I can look at my life rationally and say it really isn't a bad life, and yet I'm constantly on the verge of tears and I can't escape the emotional storm that surrounds me... I just wish it would end... I'm not suicidal by any means, but I am apathetic... I shouldn't be, I fought like hell 20+ years ago to live and now, in retrospect, I wish I hadn't... I've only recently, in the past 6 years or so opened myself up again, for the other 14 years, I shut down emotionally, I used anger to keep the soft side in check, I became agoraphobic and kept people at a distance... Life was so much easier... I often wonder if I should just embrace that side of me again, if I can find it... Because now all I do is waffle between anxiety and depression with the occasional joy that makes it all worth it for a moment... Then it's back to being miserable in what seems like a nearly perfect life... Why does it have to be this way?
I just want it to stop!: I can look at... - Anxiety and Depre...
I just want it to stop!
I feel you! Wondering why you ever opened up, because if feels like you just made things worse. Have you ever heard the saying "Pain is an old friend"? I hope you get an answer to your question. Let me know when you do. I would really like to know the answer to that one. I just currently started seeking some help myself, for now I just try to keep myself busy, it helps some.
I have had two major episodes of depression in my life, and it's so much harder to deal with guilt when you involve others, so I totally understand the apathy that you're feeling.
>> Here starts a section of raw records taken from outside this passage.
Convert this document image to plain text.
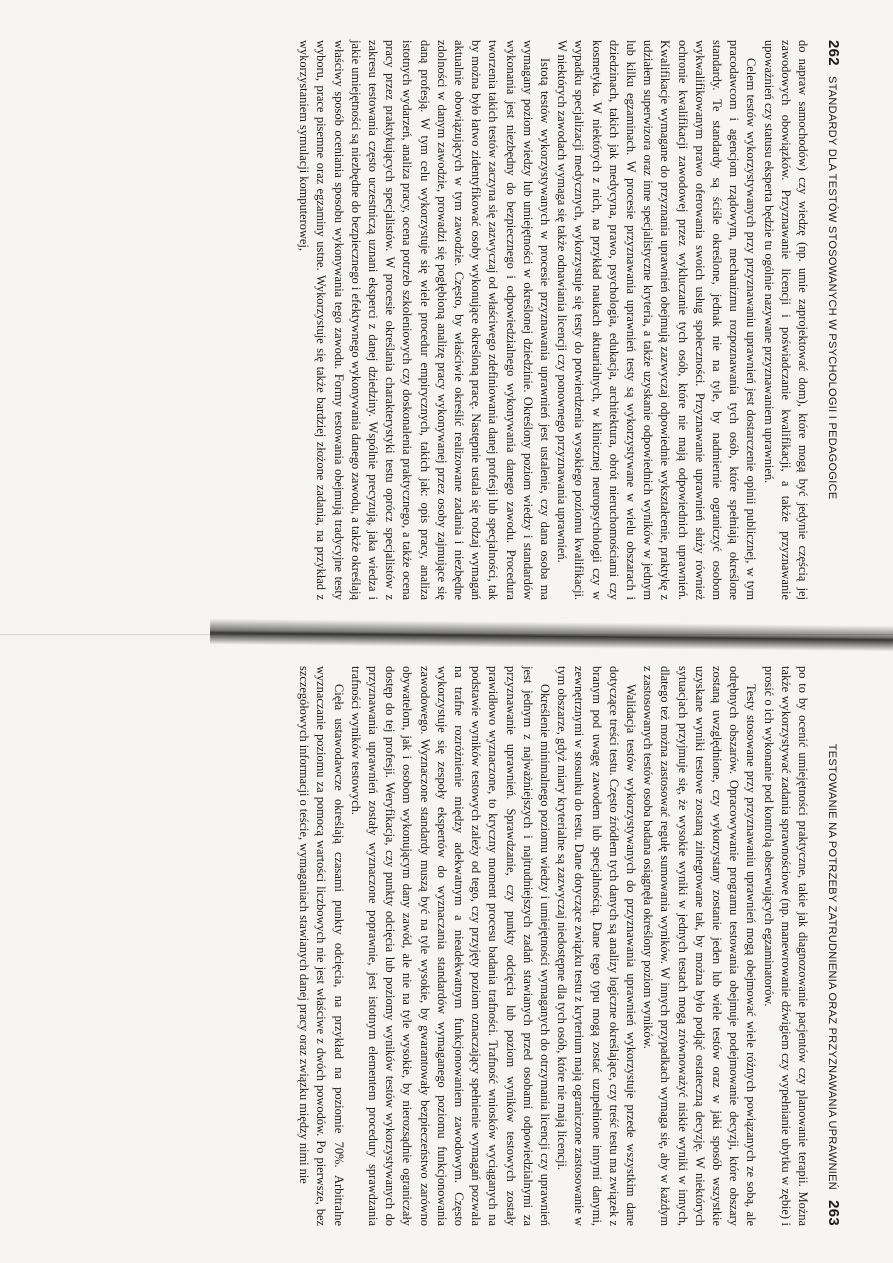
262
STANDARDY DLA TESTÓW STOSOWANYCH W PSYCHOLOGII I PEDAGOGICE

do napraw samochodów) czy wiedzę (np. umie zaprojektować dom), które mogą być jedynie częścią jej zawodowych obowiązków. Przyznawanie licencji i poświadczanie kwalifikacji, a także przyznawanie upoważnień czy statusu eksperta będzie tu ogólnie nazywane przyznawaniem uprawnień.

Celem testów wykorzystywanych przy przyznawaniu uprawnień jest dostarczenie opinii publicznej, w tym pracodawcom i agencjom rządowym, mechanizmu rozpoznawania tych osób, które spełniają określone standardy. Te standardy są ściśle określone, jednak nie na tyle, by nadmiernie ograniczyć osobom wykwalifikowanym prawo oferowania swoich usług społeczności. Przyznawanie uprawnień służy również ochronie kwalifikacji zawodowej przez wykluczanie tych osób, które nie mają odpowiednich uprawnień. Kwalifikacje wymagane do przyznania uprawnień obejmują zazwyczaj odpowiednie wykształcenie, praktykę z udziałem superwizora oraz inne specjalistyczne kryteria, a także uzyskanie odpowiednich wyników w jednym lub kilku egzaminach. W procesie przyznawania uprawnień testy są wykorzystywane w wielu obszarach i dziedzinach, takich jak medycyna, prawo, psychologia, edukacja, architektura, obrót nieruchomościami czy kosmetyka. W niektórych z nich, na przykład naukach aktuarialnych, w klinicznej neuropsychologii czy w wypadku specjalizacji medycznych, wykorzystuje się testy do potwierdzenia wysokiego poziomu kwalifikacji. W niektórych zawodach wymaga się także odnawiania licencji czy ponownego przyznawania uprawnień.

Istotą testów wykorzystywanych w procesie przyznawania uprawnień jest ustalenie, czy dana osoba ma wymagany poziom wiedzy lub umiejętności w określonej dziedzinie. Określony poziom wiedzy i standardów wykonania jest niezbędny do bezpiecznego i odpowiedzialnego wykonywania danego zawodu. Procedura tworzenia takich testów zaczyna się zazwyczaj od właściwego zdefiniowania danej profesji lub specjalności, tak by można było łatwo zidentyfikować osoby wykonujące określoną pracę. Następnie ustala się rodzaj wymagań aktualnie obowiązujących w tym zawodzie. Często, by właściwie określić realizowane zadania i niezbędne zdolności w danym zawodzie, prowadzi się pogłębioną analizę pracy wykonywanej przez osoby zajmujące się daną profesją. W tym celu wykorzystuje się wiele procedur empirycznych, takich jak: opis pracy, analiza istotnych wydarzeń, analiza pracy, ocena potrzeb szkoleniowych czy doskonalenia praktycznego, a także ocena pracy przez praktykujących specjalistów. W procesie określania charakterystyki testu oprócz specjalistów z zakresu testowania często uczestniczą uznani eksperci z danej dziedziny. Wspólnie precyzują, jaka wiedza i jakie umiejętności są niezbędne do bezpiecznego i efektywnego wykonywania danego zawodu, a także określają właściwy sposób oceniania sposobu wykonywania tego zawodu. Formy testowania obejmują tradycyjne testy wyboru, prace pisemne oraz egzaminy ustne. Wykorzystuje się także bardziej złożone zadania, na przykład z wykorzystaniem symulacji komputerowej,

TESTOWANIE NA POTRZEBY ZATRUDNIENIA ORAZ PRZYZNAWANIA UPRAWNIEŃ
263

po to by ocenić umiejętności praktyczne, takie jak diagnozowanie pacjentów czy planowanie terapii. Można także wykorzystywać zadania sprawnościowe (np. manewrowanie dźwigiem czy wypełnianie ubytku w zębie) i prosić o ich wykonanie pod kontrolą obserwujących egzaminatorów.

Testy stosowane przy przyznawaniu uprawnień mogą obejmować wiele różnych powiązanych ze sobą, ale odrębnych obszarów. Opracowywanie programu testowania obejmuje podejmowanie decyzji, które obszary zostaną uwzględnione, czy wykorzystany zostanie jeden lub wiele testów oraz w jaki sposób wszystkie uzyskane wyniki testowe zostaną zintegrowane tak, by można było podjąć ostateczną decyzję. W niektórych sytuacjach przyjmuje się, że wysokie wyniki w jednych testach mogą zrównoważyć niskie wyniki w innych, dlatego też można zastosować regułę sumowania wyników. W innych przypadkach wymaga się, aby w każdym z zastosowanych testów osoba badana osiągnęła określony poziom wyników.

Walidacja testów wykorzystywanych do przyznawania uprawnień wykorzystuje przede wszystkim dane dotyczące treści testu. Często źródłem tych danych są analizy logiczne określające, czy treść testu ma związek z branym pod uwagę zawodem lub specjalnością. Dane tego typu mogą zostać uzupełnione innymi danymi, zewnętrznymi w stosunku do testu. Dane dotyczące związku testu z kryterium mają ograniczone zastosowanie w tym obszarze, gdyż miary kryterialne są zazwyczaj niedostępne dla tych osób, które nie mają licencji.

Określenie minimalnego poziomu wiedzy i umiejętności wymaganych do otrzymania licencji czy uprawnień jest jednym z najważniejszych i najtrudniejszych zadań stawianych przed osobami odpowiedzialnymi za przyznawanie uprawnień. Sprawdzanie, czy punkty odcięcia lub poziom wyników testowych zostały prawidłowo wyznaczone, to kryczny moment procesu badania trafności. Trafność wniosków wyciąganych na podstawie wyników testowych zależy od tego, czy przyjęty poziom oznaczający spełnienie wymagań pozwala na trafne rozróżnienie między adekwatnym a nieadekwatnym funkcjonowaniem zawodowym. Często wykorzystuje się zespoły ekspertów do wyznaczania standardów wymaganego poziomu funkcjonowania zawodowego. Wyznaczone standardy muszą być na tyle wysokie, by gwarantowały bezpieczeństwo zarówno obywatelom, jak i osobom wykonującym dany zawód, ale nie na tyle wysokie, by nierozsądnie ograniczały dostęp do tej profesji. Weryfikacja, czy punkty odcięcia lub poziomy wyników testów wykorzystywanych do przyznawania uprawnień zostały wyznaczone poprawnie, jest istotnym elementem procedury sprawdzania trafności wyników testowych.

Cięła ustawodawcze określają czasami punkty odcięcia, na przykład na poziomie 70%. Arbitralne wyznaczanie poziomu za pomocą wartości liczbowych nie jest właściwe z dwóch powodów. Po pierwsze, bez szczegółowych informacji o teście, wymaganiach stawianych danej pracy oraz związku między nimi nie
Life is a constant rollercoaster, but I think you should focus on the moments that feel like they're worth living instead of the ones that aren't so bright, because that does nothing but bring you down. It's important to have a balance between others and yourself, so make sure that you can trust yourself without shutting yourself off from other people - they care about you! Don't push them away, make your relationships with them right.